Harrison agreed, saying “the direct cost of this operation is quite small compared to current operations in Afghanistan, so this doesn’t worsen the overall fiscal situation appreciably.” Nor will it affect congressional action on major hardware programs like the F-35 fighter, he added.

“The fundamental battle lines within the defense budget — between personnel costs and weapon systems costs, for example — remain the same,” Harrison noted.

Sen. Dick Lugar (R-Ind.), the ranking member of the Senate Foreign Relations Committee, on Monday called for “a full congressional debate on the objectives and costs” of the Libya air campaign.
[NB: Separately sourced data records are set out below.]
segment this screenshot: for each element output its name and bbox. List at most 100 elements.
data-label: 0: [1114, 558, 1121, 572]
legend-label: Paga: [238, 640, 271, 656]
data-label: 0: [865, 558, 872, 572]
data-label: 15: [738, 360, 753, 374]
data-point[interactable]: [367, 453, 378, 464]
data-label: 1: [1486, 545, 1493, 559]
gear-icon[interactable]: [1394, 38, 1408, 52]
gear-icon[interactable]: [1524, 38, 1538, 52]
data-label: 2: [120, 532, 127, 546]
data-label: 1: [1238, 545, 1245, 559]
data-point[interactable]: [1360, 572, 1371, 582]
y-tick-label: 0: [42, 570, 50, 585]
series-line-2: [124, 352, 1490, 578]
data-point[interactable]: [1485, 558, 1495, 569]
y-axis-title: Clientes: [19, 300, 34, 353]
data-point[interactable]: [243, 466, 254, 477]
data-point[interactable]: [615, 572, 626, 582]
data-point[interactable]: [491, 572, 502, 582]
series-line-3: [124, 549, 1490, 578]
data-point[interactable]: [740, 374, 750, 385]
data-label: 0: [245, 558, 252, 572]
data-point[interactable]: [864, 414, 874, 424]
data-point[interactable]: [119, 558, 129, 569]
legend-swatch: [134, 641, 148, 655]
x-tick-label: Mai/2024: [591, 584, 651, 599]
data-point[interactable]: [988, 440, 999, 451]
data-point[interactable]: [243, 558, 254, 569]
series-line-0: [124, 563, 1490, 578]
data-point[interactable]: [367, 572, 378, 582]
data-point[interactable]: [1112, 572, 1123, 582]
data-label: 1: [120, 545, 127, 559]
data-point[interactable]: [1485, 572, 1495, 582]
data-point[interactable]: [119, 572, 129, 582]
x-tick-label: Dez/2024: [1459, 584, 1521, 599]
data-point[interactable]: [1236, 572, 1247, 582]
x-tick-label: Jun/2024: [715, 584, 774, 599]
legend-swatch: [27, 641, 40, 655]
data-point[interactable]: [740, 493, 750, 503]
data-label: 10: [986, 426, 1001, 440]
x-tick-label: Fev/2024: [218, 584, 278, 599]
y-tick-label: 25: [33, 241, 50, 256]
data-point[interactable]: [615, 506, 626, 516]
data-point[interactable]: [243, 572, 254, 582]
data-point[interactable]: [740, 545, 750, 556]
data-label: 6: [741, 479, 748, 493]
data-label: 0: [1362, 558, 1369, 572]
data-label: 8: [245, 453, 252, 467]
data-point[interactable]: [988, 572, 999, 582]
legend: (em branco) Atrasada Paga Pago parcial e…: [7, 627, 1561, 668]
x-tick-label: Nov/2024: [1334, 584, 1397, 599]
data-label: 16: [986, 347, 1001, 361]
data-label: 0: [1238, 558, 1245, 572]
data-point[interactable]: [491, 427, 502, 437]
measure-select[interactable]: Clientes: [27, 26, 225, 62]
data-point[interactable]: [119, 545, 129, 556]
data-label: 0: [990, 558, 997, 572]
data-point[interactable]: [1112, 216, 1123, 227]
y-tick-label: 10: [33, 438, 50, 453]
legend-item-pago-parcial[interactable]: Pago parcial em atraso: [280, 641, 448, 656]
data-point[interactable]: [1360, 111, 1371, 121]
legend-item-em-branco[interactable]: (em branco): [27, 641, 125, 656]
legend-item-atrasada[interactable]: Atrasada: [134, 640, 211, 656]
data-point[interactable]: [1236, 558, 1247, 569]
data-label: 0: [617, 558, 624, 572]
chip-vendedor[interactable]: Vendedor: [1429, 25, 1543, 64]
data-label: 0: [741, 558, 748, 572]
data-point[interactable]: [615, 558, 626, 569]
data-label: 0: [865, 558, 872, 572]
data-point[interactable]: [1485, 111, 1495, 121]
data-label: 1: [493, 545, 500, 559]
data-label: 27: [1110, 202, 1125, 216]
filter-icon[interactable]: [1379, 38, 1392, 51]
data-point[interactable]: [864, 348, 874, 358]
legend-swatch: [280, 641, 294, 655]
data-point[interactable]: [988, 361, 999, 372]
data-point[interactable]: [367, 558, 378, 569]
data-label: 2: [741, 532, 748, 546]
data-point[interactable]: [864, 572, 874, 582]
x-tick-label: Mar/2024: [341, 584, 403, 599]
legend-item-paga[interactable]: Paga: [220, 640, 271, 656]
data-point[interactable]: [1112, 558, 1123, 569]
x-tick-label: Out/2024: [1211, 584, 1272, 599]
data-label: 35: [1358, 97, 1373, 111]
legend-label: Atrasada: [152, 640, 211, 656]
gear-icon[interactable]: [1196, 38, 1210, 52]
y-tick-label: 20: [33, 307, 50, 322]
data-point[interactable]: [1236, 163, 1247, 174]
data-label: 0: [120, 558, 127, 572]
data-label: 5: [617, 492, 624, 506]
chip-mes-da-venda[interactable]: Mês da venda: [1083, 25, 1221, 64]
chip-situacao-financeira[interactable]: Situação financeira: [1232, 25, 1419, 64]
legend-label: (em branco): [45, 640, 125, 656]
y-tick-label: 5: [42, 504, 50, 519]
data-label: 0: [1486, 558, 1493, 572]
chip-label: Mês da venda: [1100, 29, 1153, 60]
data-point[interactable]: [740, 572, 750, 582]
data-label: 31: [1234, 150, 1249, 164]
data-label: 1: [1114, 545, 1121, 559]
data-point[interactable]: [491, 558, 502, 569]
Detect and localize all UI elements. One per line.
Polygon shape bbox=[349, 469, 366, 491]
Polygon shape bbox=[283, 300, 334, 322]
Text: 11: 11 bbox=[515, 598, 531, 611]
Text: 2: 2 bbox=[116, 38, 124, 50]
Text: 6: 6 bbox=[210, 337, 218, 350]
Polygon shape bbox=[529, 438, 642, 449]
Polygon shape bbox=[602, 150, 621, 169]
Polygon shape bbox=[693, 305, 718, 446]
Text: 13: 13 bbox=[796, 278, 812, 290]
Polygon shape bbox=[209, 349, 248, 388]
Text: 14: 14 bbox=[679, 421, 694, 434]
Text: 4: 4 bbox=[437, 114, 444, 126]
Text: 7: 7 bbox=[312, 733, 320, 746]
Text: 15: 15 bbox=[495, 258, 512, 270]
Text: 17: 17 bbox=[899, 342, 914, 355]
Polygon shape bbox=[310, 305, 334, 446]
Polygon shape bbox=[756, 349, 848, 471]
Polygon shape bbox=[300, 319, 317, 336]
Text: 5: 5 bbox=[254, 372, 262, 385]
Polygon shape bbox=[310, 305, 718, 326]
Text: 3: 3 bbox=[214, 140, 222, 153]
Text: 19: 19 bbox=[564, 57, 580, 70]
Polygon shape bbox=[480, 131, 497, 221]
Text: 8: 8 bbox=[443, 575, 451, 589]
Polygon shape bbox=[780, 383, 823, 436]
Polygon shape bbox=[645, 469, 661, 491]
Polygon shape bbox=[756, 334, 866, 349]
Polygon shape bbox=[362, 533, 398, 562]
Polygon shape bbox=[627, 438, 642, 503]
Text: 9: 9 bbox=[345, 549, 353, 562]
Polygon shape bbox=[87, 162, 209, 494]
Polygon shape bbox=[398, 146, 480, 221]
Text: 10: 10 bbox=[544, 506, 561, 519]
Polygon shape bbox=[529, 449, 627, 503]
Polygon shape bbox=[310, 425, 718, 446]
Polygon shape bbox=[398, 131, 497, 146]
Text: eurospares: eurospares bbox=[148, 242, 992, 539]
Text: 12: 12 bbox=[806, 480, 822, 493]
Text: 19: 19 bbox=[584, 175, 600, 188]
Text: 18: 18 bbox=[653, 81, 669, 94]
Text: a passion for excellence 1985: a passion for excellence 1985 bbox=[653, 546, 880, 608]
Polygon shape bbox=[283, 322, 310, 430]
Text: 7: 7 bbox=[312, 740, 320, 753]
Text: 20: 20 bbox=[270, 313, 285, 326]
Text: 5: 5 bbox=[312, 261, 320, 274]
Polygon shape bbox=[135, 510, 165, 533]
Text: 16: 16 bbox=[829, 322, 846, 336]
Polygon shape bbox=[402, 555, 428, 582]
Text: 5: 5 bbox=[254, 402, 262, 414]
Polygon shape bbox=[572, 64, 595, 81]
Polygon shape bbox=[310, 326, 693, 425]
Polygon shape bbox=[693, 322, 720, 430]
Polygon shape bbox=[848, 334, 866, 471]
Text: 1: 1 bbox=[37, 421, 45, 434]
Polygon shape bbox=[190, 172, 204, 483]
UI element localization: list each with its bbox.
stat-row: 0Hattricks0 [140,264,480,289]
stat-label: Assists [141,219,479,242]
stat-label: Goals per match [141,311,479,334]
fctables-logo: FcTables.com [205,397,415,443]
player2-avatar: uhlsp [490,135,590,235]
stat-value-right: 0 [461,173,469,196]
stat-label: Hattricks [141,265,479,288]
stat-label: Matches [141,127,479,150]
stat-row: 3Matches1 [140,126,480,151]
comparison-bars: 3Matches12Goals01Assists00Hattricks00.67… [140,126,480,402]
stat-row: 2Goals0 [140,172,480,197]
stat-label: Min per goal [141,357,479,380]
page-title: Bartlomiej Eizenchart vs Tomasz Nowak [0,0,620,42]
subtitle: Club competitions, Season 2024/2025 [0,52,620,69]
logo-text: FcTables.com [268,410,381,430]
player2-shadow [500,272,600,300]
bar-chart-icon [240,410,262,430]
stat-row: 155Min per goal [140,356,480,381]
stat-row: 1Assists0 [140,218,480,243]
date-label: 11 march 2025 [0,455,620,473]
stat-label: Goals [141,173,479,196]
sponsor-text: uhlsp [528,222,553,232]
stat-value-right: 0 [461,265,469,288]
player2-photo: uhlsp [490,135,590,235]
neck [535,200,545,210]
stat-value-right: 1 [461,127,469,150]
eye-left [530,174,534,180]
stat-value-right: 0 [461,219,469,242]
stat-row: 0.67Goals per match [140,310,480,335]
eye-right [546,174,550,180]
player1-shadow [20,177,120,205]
“Congress has been squabbling for months over a budget to run the federal government for a fiscal year that is almost half over,” Lugar said in a statement Monday. “We argue over where to cut $100 million here and there from programs many people like. So here comes an open-ended military action with no endgame envisioned.”

The Pentagon budget official said the high costs of bombing Libyan targets likely will get some lawmakers’ attention.

“They spend months and months cutting a few billion, but they’ll see that we can spend that in a few days or weeks” when ordered to launch combat strikes, the Pentagon official said.

Loren Thompson, a Lexington Institute analyst and industry consultant, said if the Libyan air mission goes smoothly, “that could help protect the Pentagon’s budget — but if the operation is inconclusive or leads to a broader U.S. involvement, it could actually hurt the case for robust defense spending.” 

As far as the operation’s impact on the mounting U.S. deficit, Thompson said: “Aside from replacing lost planes and expended munitions — Tomahawk [missiles] cost $1.5 million each — the impact is negligible.”

Pentagon officials are still tabulating the costs of the effort as they grapple with how it might alter the fiscal 2012 budget request they sent Congress last month.

“We have no idea how long the Libyan operations will continue; therefore, it is impossible to ascertain any impact on the [fiscal year] 2012 budget request,” Pentagon spokeswoman Cheryl Irwin said Monday. “If and when it becomes clear that operations might continue into FY 2012, we will address the impact on the FY 2012 budget request at that time.”